In the first years of California statehood, the number of individuals who served in the state legislature was huge. With shorter sessions (one-year Assembly terms and two-year Senate terms) and very few legislators who served multiple terms, each decade saw hundreds of new lawmakers rather than the 120-150 that we’ve seen in recent years.
For nearly a year, I’ve been working on tracking down the missing biographic information for early state legislators. Very few details were kept, usually just their name (frequently with abbreviated first names), counties represented, and political party affiliation. The lack of details makes it hard to find them after leaving office, but even minimal details (like full name, birth and death dates, and birthplace) makes it easier to find obituaries and census information.
Although new information is added regularly, it’s fairly rare to find information that changes the actual number of legislators. Most recently, it was in May 2019 that a spelling error (made over a century ago) was found to have resulted in Assemblyman R. H. Myers being counted twice with slightly different spellings of his name.
Research in recent weeks has uncovered another interesting corrections to the list of State Senators.
Robert Desty
There were a number of historic sources that would seem to indicate that Robert Desty served in the Senate. The list of legislators published in the California Blue Book has included Desty as a Senator since it was first published in 1891. At the same time, it does not include any other people who were elected to the legislature but never served (you can find the list of known examples here).
In the Senate Journal, the official record of the events that take place in the Senate, Page 1 for the 1880 Session explains the start of the session as;
“The Secretary [of the Senate] was then directed to call the roll of the Senators elect, and the following Senators responded…
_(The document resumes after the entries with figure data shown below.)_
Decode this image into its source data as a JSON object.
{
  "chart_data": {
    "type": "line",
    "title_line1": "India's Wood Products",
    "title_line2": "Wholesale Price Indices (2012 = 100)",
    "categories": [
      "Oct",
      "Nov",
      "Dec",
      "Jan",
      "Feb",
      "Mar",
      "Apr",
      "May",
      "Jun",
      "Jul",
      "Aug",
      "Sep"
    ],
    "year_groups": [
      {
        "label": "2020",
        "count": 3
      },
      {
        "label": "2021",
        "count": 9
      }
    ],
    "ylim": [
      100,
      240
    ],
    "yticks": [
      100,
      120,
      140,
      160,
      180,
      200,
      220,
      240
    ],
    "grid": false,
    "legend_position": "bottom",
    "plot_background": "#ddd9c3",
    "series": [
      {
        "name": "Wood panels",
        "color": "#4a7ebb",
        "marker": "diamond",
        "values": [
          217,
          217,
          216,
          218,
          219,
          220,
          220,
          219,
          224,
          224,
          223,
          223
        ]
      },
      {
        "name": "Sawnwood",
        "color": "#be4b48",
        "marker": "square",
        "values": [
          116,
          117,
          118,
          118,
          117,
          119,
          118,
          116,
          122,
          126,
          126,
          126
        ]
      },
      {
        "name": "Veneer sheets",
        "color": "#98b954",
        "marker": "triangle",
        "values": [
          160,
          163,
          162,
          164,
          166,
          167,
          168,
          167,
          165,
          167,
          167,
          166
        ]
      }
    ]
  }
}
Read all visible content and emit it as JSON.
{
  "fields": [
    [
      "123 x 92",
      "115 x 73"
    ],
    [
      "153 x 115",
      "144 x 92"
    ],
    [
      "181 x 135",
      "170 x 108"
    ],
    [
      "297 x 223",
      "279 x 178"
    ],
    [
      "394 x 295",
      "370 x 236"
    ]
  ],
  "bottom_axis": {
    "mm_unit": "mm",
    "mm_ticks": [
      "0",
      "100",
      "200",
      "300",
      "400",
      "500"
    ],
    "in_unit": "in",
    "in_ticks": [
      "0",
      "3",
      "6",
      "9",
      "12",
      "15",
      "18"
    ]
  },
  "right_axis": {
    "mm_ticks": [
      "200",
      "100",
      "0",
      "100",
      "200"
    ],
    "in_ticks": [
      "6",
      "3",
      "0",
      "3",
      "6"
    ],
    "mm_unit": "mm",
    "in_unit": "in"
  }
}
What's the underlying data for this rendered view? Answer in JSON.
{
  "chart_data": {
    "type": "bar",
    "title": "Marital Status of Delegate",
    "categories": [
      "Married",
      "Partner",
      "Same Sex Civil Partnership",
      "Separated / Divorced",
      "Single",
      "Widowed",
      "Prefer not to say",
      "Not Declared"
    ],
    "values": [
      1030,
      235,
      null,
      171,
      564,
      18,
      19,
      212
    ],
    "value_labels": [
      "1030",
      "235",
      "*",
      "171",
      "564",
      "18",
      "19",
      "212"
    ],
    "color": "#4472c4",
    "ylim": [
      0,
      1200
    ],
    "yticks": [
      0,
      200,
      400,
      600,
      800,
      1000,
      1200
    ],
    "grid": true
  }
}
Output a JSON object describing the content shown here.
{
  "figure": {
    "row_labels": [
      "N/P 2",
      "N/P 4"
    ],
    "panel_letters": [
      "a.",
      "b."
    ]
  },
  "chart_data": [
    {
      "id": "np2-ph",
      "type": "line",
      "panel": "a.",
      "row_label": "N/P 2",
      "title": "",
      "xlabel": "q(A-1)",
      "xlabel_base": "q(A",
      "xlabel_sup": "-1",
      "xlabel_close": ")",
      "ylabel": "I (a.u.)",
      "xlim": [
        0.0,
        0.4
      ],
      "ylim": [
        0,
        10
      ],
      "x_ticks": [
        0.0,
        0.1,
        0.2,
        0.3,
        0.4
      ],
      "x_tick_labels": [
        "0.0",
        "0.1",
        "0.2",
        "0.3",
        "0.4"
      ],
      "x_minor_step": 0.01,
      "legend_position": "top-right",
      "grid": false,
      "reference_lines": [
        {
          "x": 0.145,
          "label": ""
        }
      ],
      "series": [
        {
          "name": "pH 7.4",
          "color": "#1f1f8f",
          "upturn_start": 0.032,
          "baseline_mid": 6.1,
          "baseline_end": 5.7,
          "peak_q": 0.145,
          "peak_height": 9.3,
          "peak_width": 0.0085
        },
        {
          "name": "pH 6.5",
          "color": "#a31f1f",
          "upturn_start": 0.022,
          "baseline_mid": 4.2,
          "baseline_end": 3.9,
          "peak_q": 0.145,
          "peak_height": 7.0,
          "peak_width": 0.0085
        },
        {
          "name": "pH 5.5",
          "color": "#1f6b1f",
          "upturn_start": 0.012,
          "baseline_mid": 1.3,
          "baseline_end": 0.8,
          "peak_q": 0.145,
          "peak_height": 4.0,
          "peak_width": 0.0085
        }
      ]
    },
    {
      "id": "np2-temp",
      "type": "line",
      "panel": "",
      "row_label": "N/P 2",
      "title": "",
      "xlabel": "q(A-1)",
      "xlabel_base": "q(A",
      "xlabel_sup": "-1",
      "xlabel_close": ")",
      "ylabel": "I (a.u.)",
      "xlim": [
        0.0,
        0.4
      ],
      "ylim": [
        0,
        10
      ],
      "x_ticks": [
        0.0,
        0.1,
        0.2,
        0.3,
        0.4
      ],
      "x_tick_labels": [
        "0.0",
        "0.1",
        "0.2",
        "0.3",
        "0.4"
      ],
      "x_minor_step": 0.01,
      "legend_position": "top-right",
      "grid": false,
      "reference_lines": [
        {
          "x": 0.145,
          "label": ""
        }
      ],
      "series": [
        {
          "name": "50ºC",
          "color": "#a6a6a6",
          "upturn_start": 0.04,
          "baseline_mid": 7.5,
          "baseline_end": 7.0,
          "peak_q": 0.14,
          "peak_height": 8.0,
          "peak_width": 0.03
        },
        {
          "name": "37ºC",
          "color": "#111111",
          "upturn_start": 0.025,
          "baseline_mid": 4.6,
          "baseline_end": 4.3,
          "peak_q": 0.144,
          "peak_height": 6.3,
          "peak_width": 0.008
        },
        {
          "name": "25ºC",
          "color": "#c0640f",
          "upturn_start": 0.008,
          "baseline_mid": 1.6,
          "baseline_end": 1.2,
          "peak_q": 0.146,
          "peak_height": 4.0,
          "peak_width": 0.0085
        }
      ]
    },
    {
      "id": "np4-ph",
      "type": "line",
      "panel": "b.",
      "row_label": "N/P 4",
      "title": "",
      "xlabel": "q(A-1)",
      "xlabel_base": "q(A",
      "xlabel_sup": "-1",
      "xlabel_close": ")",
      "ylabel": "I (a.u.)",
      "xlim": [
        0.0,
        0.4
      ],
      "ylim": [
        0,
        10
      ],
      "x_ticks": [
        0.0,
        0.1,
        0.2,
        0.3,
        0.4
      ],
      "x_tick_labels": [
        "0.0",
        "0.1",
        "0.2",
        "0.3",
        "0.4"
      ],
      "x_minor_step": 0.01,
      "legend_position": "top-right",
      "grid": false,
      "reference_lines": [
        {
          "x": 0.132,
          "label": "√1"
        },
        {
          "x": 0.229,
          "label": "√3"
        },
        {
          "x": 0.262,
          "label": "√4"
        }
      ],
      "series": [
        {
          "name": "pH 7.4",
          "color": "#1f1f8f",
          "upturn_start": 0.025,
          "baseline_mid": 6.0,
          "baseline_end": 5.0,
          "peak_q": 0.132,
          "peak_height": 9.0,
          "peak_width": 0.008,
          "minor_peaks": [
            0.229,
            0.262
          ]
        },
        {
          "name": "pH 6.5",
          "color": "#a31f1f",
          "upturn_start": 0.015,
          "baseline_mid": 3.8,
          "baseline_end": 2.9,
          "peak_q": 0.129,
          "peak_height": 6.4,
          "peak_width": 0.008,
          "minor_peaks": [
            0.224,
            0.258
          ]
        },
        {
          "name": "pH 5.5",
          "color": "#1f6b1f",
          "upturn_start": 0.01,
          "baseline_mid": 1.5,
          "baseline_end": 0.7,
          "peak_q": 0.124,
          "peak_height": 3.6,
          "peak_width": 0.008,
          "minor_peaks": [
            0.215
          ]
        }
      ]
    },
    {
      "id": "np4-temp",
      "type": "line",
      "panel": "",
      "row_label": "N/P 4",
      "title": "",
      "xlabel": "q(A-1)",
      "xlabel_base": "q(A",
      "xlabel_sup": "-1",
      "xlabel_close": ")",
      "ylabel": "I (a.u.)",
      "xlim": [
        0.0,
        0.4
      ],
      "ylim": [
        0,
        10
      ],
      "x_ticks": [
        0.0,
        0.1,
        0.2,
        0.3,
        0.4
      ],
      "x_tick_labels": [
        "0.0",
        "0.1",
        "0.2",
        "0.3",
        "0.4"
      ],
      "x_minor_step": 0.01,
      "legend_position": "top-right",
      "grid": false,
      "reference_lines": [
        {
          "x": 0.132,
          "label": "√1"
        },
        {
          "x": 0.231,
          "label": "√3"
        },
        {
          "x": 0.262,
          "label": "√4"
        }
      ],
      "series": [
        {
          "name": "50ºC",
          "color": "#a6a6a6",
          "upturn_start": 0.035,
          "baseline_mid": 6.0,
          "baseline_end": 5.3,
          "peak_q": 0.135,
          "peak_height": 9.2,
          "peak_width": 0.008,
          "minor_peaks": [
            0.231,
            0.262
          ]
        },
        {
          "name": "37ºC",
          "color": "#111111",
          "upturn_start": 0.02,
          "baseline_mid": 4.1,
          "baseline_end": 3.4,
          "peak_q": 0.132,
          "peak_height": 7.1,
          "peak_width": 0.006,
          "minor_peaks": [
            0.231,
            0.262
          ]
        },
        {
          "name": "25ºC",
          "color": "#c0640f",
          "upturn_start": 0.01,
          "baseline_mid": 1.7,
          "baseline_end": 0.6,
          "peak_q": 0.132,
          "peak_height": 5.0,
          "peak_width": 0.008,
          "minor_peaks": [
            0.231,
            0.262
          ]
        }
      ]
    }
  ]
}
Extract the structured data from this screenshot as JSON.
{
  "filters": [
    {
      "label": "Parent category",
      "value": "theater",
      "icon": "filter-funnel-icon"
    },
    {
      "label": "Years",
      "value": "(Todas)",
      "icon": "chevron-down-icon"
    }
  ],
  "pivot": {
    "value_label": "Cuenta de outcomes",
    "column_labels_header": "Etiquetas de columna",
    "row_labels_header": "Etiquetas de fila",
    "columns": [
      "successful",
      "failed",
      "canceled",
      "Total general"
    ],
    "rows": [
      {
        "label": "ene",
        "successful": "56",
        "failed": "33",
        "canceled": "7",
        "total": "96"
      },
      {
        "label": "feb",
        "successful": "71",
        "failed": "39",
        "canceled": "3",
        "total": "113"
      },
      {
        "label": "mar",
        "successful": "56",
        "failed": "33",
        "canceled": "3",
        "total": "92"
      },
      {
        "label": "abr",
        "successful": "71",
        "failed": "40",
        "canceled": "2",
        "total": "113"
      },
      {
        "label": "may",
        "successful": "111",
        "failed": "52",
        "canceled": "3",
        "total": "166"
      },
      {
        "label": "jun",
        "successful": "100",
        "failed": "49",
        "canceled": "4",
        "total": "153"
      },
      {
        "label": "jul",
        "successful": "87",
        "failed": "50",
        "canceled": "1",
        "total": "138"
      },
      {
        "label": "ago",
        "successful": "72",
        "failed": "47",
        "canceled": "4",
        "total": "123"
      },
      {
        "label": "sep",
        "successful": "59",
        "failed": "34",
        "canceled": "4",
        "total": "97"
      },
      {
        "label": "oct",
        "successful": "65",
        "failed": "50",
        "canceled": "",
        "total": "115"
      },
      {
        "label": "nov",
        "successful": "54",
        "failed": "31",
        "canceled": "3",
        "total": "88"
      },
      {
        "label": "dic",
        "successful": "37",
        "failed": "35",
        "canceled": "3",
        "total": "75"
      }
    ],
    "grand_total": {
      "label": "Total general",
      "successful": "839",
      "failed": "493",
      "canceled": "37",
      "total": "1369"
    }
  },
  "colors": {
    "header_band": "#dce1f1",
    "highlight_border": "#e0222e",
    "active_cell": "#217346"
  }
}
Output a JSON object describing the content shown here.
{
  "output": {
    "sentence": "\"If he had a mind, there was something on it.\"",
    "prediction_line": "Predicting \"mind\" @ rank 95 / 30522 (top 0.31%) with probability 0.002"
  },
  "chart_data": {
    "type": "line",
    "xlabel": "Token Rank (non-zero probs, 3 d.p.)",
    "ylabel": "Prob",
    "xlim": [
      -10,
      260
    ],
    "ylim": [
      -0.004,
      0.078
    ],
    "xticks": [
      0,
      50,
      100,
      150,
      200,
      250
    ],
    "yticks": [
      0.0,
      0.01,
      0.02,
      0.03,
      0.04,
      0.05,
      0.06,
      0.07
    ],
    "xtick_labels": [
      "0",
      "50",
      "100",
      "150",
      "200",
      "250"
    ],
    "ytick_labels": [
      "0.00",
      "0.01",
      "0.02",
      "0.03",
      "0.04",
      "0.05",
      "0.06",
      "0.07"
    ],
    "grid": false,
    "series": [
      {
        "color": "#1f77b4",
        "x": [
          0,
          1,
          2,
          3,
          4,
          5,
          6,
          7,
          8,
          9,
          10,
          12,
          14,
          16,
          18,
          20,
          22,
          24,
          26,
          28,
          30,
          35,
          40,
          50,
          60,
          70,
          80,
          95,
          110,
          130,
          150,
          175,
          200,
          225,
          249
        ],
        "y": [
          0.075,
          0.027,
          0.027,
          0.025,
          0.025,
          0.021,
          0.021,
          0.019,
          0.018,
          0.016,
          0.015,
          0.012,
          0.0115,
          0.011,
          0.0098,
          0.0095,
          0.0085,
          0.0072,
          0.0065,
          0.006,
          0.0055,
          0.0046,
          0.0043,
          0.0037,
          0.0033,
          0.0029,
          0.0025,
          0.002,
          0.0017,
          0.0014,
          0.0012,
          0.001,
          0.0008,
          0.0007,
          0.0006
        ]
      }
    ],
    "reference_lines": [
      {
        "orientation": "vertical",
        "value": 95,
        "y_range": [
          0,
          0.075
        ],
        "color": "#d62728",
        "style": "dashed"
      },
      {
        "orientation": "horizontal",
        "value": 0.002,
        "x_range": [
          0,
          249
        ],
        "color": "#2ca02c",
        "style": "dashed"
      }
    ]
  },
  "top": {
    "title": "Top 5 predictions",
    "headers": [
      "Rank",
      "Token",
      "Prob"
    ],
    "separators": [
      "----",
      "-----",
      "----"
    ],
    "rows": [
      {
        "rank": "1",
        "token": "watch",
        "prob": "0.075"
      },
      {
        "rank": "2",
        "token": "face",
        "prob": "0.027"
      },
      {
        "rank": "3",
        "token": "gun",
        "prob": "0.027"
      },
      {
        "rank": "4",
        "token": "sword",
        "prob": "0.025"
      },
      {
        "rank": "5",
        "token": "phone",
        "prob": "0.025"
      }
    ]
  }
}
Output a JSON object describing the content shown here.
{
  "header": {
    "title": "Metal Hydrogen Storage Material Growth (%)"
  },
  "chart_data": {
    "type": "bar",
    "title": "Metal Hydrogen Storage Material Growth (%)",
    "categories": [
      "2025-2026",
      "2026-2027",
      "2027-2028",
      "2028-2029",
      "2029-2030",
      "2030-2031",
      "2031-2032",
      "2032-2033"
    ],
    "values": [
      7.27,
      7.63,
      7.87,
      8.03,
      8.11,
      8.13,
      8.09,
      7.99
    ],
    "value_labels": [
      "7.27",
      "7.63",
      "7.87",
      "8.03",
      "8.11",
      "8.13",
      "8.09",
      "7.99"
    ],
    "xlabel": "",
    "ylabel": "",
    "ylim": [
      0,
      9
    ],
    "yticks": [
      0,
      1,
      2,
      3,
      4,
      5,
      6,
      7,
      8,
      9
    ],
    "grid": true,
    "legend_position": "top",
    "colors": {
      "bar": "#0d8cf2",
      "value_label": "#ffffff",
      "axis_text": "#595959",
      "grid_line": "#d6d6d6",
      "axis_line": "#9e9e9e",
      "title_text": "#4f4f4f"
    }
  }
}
Journal of the Twenty-third Session of the Senate of the State of California (pp. 1-2)
[including]
Eight District – San Francisco and San Mateo…. Robert Desty”
[and continued]
“The Senators elect now took and subscribed to the oath of office, administered by the President of the Senate…”
According to this section, it definitely appeared that after being elected, Desty had appeared and been sworn in. But that’s not exactly what happened.
Page 4 of the Senate Journal has the first indication that something is wrong, continuing to refer to Desty as “Senator elect” and not recording him as having cast any votes during his first days in office… It’s because he was in New York.
Desty, whose full name was Robert Daillebout d’Estimauville de Beaumauchal, was born in Canada and moved to the United States as a young man and and applied for citizenship in New York at age 22. After receiving notice from a court that his citizenship application had been accepted, he began his new life as an American citizen. In 1880, Desty ran for the California State Senate and won.
Immediately after the election, allegations were made that Desty had not completed the naturalization process and wasn’t actually a citizen. Soon after the 1879 election, Desty returned to New York and found that although he had filed a petition to become a citizen in 1849 (and received a certificate recognizing his application), he never formally became a citizen in New York at that time.
Desty returned to California and claimed to have been naturalized in San Francisco (but that the records were destroyed in an 1850 fire) and petitioned to have his citizenship take place retroactively. The petition was declined, and he immediately renewed his application for citizenship. Desty became a U.S. citizen on February 24, 1880.
A week after he became a citizen, the San Francisco Election Commission ruled that because he hadn’t been a citizen when he registered to vote, the application was retroactively denied and ordered that Desty’s name be “stricken from the Great Register” of voters. Within a week of that, on March 5th, the Senate Committee on Elections reported that Desty was not entitled to the seat claimed by him because he hadn’t become a citizen until February 24th. The committee report was approved by the full Senate on a 23-14 vote, disqualifying him as a Senator, and officially vacating his seat.
What apparently caused confusion for nearly thirteen decades was that the Senate Journal appeared to show Desty being sworn into office, but that he was never sworn in prior to having his certificate of election rejected by the Senate on February 25th.
Unlike the nine people who were elected to office but died before assuming office or the five who declined to serve, Desty was treated by historians as a Senator who was elected, did not decline to service, and did everything he could to assume office for two months before eventually being denied his office. That’s why, even though he never actually assumed office, he has held a place on the list of California legislators for 130 years.